Libéralisation de l'assurance de prêt immobilier
Bonne nouvelle dans cet environnement morose, la loi Lemoine sur l'assurance emprunteur entre en application le 1er juin prochain. À compter de cette date, tout nouvel emprunteur pourra résilier son assurance de prêt immobilier à tout moment, et sans frais, et la substituer par un contrat alternatif librement choisi à garanties au moins équivalentes. Cette disposition s'appliquera à toute personne déjà détentrice d'un crédit immobilier à compter du 1er septembre 2022.
Plus besoin de s'appuyer sur la loi Hamon ni sur l'amendement Bourquin pour changer d'assurance en cours de prêt. Plus aucune condition d'engagement n'est exigée, désormais à tout moment, quelle que soit l'antériorité du prêt, vous allez pouvoir faire des économies sur le coût de l'assurance de prêt immobilier. À niveau de garanties équivalent, un contrat souscrit auprès d'un assureur concurrent de la banque coûte entre deux et trois fois moins cher que le contrat groupe du prêteur.

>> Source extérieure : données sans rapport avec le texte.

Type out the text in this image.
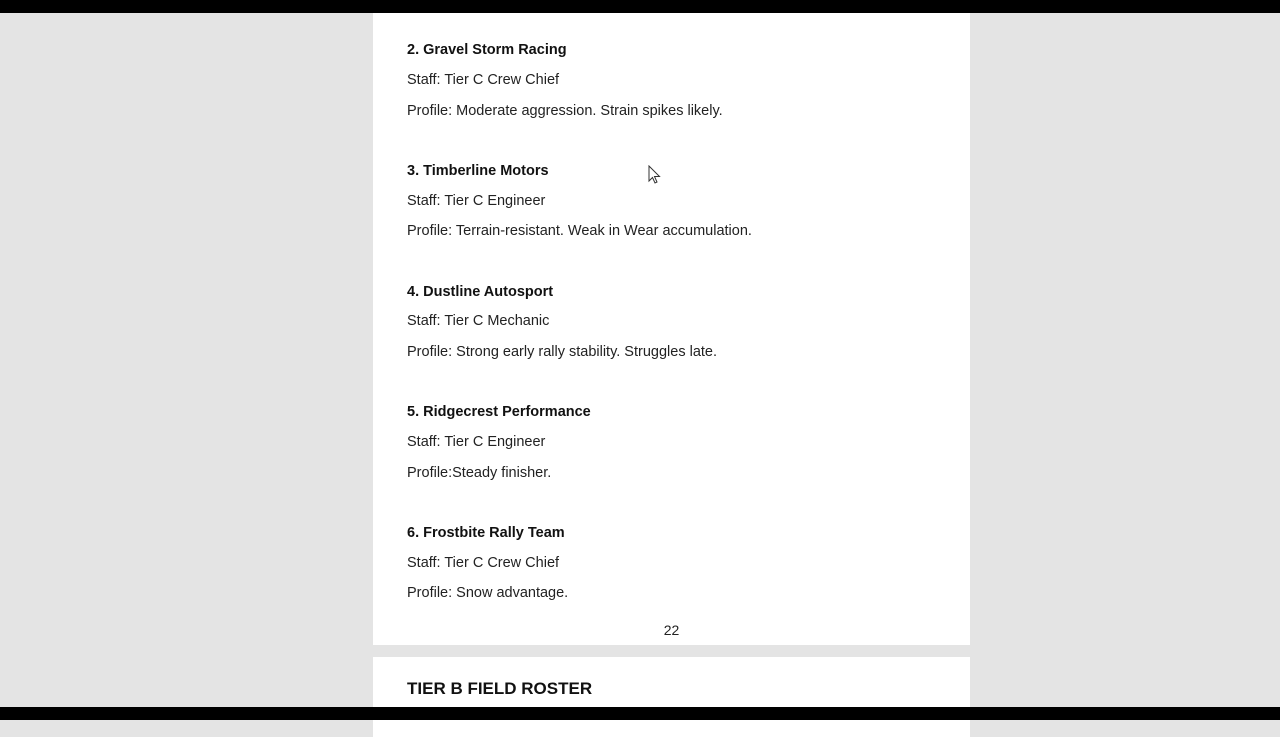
2. Gravel Storm Racing
Staff: Tier C Crew Chief
Profile: Moderate aggression. Strain spikes likely.
3. Timberline Motors
Staff: Tier C Engineer
Profile: Terrain-resistant. Weak in Wear accumulation.
4. Dustline Autosport
Staff: Tier C Mechanic
Profile: Strong early rally stability. Struggles late.
5. Ridgecrest Performance
Staff: Tier C Engineer
Profile:Steady finisher.
6. Frostbite Rally Team
Staff: Tier C Crew Chief
Profile: Snow advantage.
22
TIER B FIELD ROSTER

Autre avancée majeure introduite par la loi Lemoine, la suppression de la sélection médicale pour les prêts de moins de 200 000€ dont le remboursement est prévu avant les 60 ans de l'emprunteur. Les personnes éligibles n'auront plus de questionnaire de santé à remplir à compter du 1er juin 2022. Ce droit va faciliter l'accès à l'assurance et au crédit aux personnes présentant des risques aggravés de santé, ainsi qu’aux emprunteurs seniors qui paient leur contrat le prix fort en raison de leur âge.
La loi Lemoine prévoit également la réduction du droit à l'oubli pour les anciens malades du cancer de 10 à 5 ans. Cette disposition concerne aussi les personnes ayant été atteintes d'une hépatite C.